Tidings of Comfort and Joy?

Facing the holidays after bereavement

CHICKASHA — When you’re grieving the death of a family member or friend, you may dread the holiday season. Thoughts of social gatherings, family traditions and obligations leave you anxious and overwhelmed. Your sadness can seem unbearable. You may wish you could skip these next two months and go straight to the routine of the next year—but you can’t. What can you do to lessen your stress and loneliness?

Holidays trigger tough emotions

You can start by learning what emotions are normal and to be expected when facing the holidays without your loved one. “If you’re feeling overwhelmed as this holiday season approaches, that’s very normal,” advised psychologist Dr. Susan Zonnebelt-Smeenge, whose husband died. “You’re probably wondering how you’re going to handle this and are unsure of what course to take. I want to assure you that you can get through these holidays, and hopefully you can even find moments of joy.”

When you know what to expect, you won’t be rendered helpless as holiday events trigger unexpected emotions. Make a point to spend time talking with people who have experienced a past loss and have already been through a holiday season without their loved one. They can help you have an idea of typical emotions and emotional triggers to expect. These people can also provide much-needed comfort and support.

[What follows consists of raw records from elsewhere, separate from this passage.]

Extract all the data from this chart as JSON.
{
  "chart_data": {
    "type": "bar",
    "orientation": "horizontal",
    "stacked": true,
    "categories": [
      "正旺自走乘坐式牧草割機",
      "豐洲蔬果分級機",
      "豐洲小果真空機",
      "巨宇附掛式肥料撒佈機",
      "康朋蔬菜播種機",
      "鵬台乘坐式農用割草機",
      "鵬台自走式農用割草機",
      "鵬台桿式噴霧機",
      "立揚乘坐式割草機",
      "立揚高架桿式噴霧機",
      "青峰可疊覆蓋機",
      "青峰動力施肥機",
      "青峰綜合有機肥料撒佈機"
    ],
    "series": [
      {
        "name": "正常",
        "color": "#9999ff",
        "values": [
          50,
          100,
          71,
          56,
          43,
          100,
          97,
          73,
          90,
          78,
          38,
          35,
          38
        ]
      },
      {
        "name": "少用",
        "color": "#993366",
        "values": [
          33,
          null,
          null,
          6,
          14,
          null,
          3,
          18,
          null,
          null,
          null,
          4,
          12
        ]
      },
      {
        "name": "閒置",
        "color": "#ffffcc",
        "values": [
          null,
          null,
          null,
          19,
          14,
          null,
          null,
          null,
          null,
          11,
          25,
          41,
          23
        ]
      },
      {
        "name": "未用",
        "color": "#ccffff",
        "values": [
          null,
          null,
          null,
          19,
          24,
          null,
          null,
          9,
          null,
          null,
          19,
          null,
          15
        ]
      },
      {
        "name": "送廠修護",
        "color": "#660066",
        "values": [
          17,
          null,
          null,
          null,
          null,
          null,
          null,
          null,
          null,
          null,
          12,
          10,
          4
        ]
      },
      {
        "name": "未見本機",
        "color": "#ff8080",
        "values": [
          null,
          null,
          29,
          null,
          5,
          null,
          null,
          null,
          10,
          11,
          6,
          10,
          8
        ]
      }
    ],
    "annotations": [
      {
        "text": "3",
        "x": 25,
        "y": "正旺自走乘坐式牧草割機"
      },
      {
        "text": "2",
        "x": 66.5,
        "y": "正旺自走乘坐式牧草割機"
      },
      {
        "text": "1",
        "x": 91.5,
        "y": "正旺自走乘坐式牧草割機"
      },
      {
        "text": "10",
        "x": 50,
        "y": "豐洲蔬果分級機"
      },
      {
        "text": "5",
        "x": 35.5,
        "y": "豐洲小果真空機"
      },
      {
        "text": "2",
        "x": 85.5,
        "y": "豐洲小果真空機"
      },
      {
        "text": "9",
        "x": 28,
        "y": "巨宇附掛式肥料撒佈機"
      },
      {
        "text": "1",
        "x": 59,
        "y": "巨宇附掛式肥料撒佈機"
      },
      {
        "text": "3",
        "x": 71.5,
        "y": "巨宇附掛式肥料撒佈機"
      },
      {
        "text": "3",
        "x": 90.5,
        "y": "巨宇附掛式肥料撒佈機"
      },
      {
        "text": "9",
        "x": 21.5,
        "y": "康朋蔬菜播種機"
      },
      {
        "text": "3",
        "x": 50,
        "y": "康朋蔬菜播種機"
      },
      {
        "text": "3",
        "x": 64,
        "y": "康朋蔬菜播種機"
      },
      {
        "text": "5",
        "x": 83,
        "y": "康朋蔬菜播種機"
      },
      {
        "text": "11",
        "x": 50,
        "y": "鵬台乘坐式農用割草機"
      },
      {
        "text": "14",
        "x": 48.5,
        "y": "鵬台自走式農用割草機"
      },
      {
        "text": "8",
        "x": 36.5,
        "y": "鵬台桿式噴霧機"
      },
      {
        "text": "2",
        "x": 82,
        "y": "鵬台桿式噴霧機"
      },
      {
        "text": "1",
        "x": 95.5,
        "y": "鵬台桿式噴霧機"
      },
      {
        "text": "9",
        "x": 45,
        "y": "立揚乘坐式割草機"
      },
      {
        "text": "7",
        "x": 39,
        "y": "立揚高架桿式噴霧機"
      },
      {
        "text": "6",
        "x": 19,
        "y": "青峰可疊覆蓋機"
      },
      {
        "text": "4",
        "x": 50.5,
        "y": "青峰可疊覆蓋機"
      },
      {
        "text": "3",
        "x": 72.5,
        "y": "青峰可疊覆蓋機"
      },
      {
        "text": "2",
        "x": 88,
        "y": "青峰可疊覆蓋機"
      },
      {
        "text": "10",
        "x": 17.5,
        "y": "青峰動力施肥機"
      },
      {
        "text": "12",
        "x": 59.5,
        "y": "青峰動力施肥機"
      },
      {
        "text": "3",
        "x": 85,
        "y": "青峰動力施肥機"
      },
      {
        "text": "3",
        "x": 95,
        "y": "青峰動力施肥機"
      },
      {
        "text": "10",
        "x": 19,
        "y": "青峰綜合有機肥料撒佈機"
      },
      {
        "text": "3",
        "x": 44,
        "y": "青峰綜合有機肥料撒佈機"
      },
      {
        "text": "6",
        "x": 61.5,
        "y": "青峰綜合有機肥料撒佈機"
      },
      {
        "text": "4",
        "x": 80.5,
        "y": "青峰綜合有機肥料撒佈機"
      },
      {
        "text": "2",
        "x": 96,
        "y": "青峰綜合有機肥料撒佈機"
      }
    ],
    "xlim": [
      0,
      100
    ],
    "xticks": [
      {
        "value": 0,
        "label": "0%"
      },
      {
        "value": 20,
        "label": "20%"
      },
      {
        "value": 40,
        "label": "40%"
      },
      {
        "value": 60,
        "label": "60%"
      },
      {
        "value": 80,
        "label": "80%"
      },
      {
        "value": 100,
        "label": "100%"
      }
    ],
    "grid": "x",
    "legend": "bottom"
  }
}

Creating a holiday plan will help

Another important step in surviving the holidays is to create a healthy plan for the coming season. “Planning does help you to have a little control, even when you feel totally out of control,” said Dr. Zonnebelt-Smeenge. A healthy plan involves making decisions in advance about traditions, meals, time spent with others, holiday decorating, gift-giving and commitments.

You will likely not have the energy or the interest in doing as much as you have in past years. Decide ahead of time which invitations you’ll accept, and let the host or family member know that you might leave early. Consider whether your decorating will be different this year: perhaps a smaller tree or simpler ornaments. If you cook or bake, cut back.

Make a list of every holiday tradition you can think of, from music to presents to outings. Then decide which traditions will be too difficult without your deceased loved one, which traditions you’d like to maintain, and what new traditions you can start this year.